Nell’accusa di Secchia, sono presenti i fattori soggettivi della sconfitta storica, come la rinuncia alla prospettiva strategica della presa del potere, la chiusura di fronte all’emergere della lotta delle nuove generazioni. Nonostante fosse messo all’angolo nel PCI, continuò il suo lavoro rivolgendosi in particolare alle generazioni future, ai giovani, osservando quei movimenti che si andavano formando all’infuori del Partito impegnato nel contesto nazionale nell’accordo PCI-DC, mentre Secchia individuava nella loro spinta e nel loro entusiasmo la linfa per avanzare verso il Socialismo con la guida del Partito (da cui mai si staccò e mai nessuno riuscì a staccarlo), nella prosecuzione dell’esperienza antifascista e resistenziale.

Il titolo che egli scelse per la sua ultima opera prima della morte, “La Resistenza accusa” è rivolto a chi è rimasto fermo, osservando a trent’anni di distanza che le masse popolari erano ancora vittime degli stessi oppressori e che le lotte operaie, contadine e studentesche subivano gli stessi crimini da un apparato dello Stato sempre al servizio del capitale e dei monopoli.
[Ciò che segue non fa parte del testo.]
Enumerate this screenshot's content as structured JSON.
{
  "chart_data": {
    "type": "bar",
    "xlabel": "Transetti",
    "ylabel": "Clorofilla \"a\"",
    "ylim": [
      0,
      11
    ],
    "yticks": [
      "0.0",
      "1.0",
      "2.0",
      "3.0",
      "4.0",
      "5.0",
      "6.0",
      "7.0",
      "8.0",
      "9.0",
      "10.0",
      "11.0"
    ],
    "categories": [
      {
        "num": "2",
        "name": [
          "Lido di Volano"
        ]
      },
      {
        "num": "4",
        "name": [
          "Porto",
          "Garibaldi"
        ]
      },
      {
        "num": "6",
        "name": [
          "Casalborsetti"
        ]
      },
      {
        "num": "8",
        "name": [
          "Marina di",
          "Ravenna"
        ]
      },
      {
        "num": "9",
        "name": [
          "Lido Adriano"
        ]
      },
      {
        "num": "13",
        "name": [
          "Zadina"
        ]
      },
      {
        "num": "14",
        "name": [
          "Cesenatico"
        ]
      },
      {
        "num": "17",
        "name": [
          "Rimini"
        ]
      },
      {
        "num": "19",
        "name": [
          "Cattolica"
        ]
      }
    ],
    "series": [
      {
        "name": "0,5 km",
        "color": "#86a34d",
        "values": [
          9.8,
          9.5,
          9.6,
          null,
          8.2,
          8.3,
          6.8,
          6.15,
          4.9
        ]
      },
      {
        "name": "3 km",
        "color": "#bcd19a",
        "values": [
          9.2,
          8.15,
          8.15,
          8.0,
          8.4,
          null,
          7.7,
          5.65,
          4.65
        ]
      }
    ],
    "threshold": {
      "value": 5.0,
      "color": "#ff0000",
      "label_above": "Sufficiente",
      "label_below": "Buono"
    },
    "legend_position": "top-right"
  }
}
Ma allo stesso tempo è un appello che Secchia rivolge alla gioventù affinché si impadronisca degli insegnamenti della Resistenza e delle successive lotte per farne arma nella difficile lotta per il socialismo: “Quando avviene di essere battuti, noi comunisti non abbiamo altro da fare che riprendere la lotta per andare avanti”. In queste parole pronunciate nel 1950 al Congresso della FGC di Bologna, si evince l’uomo d’azione che si rivolge ancora ai giovani, perché siano il motore di lotte e organizzatori della rivoluzione, ridando vigore e riappropriandosi della Resistenza, parole che risuonano con forza ancora oggi nel dovere di ogni giovane comunista di ripartire nel contrattacco, nella comprensione degli avvenimenti che hanno portato alla sconfitta, in cui la lezione e la critica di Pietro Secchia sono strumenti imprescindibili.